Fórmula 1
Mercadillos de verano por Sabino MÉNDEZ
En cuanto llega el calor, tal como hacen las aves migratorias, la familia Méndez al completo nos desplazamos en bloque a la busca del frescor del mar.
Somos una tropa desordenada que incluye niños audaces, mujeres militarizadas y abuelos independientes, necesitados de campo para liberar su enérgica vitalidad. Cuando, en esas ocasiones, vuelvo a mi tierra natal, constato que la diferencia principal entre el litoral y el interior de nuestro país no reside precisamente en la altura sino en los mercadillos. En la costa se reproducen de una manera vertiginosa a temperatura ambiente. No puedes dar un paso sin encontrarte uno (o dos) en cada pueblo. En la meseta también los hay, pero proliferan de una manera más circunspecta. Los mercadillos son la versión astuta (de sabiduría popular) de lo que el ahora pedante da en llamar «lo sostenible».
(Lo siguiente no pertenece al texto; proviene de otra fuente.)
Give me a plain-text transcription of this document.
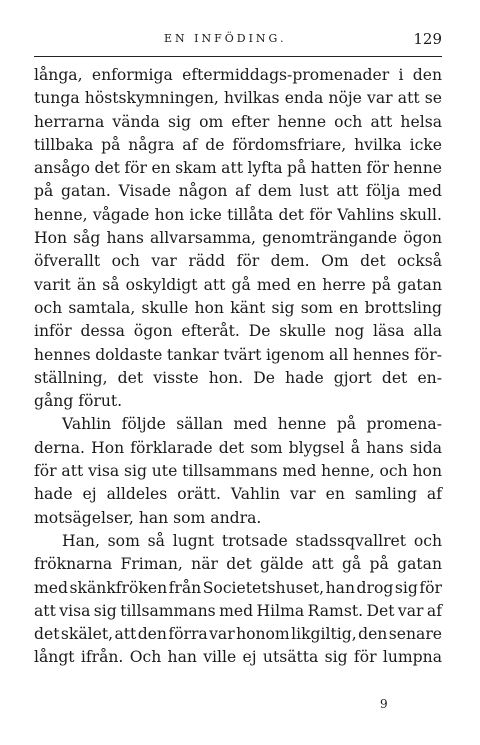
EN INFÖDING.	129
långa, enformiga eftermiddags-promenader i den
tunga höstskymningen, hvilkas enda nöje var att se
herrarna vända sig om efter henne och att helsa
tillbaka på några af de fördomsfriare, hvilka icke
ansågo det för en skam att lyfta på hatten för henne
på gatan. Visade någon af dem lust att följa med
henne, vågade hon icke tillåta det för Vahlins skull.
Hon såg hans allvarsamma, genomträngande ögon
öfverallt och var rädd för dem. Om det också
varit än så oskyldigt att gå med en herre på gatan
och samtala, skulle hon känt sig som en brottsling
inför dessa ögon efteråt. De skulle nog läsa alla
hennes doldaste tankar tvärt igenom all hennes för-
ställning, det visste hon. De hade gjort det en-
gång förut.
Vahlin följde sällan med henne på promena-
derna. Hon förklarade det som blygsel å hans sida
för att visa sig ute tillsammans med henne, och hon
hade ej alldeles orätt. Vahlin var en samling af
motsägelser, han som andra.
Han, som så lugnt trotsade stadssqvallret och
fröknarna Friman, när det gälde att gå på gatan
med skänkfröken från Societetshuset, han drog sig för
att visa sig tillsammans med Hilma Ramst. Det var af
det skälet, att den förra var honom likgiltig, den senare
långt ifrån. Och han ville ej utsätta sig för lumpna
9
Observando a quienes pasean por ellos, es frecuente detectar a la pareja de edad madura que se ciñe al siguiente patrón: ella camina delante, revolviendo de puesto en puesto con el ojo inyectado del ama de casa depredadora, y él la sigue indolente, unos pasos por detrás, con las manos a la espalda, cara de indiferencia y una mirada que sólo sale de su sopor si descubre una nube en el cielo o una buena anatomía en la tierra. Uno cae en pensar que, puesto que los lugares de compra y venta son buenos para librarse de los trastos inútiles que andan rondando y estorbando por casa, un reflejo inconsciente de esa esperanza lejana es lo que hace que las señoras vayan a los mercadillos acompañándose de sus maridos. En cualquier caso, cuando esa marea humana llega a las playas dispuesta al trueque, puede decirse que ha empezado verdaderamente el verano. Ah, ese tiempo de esperanzas e ilusiones.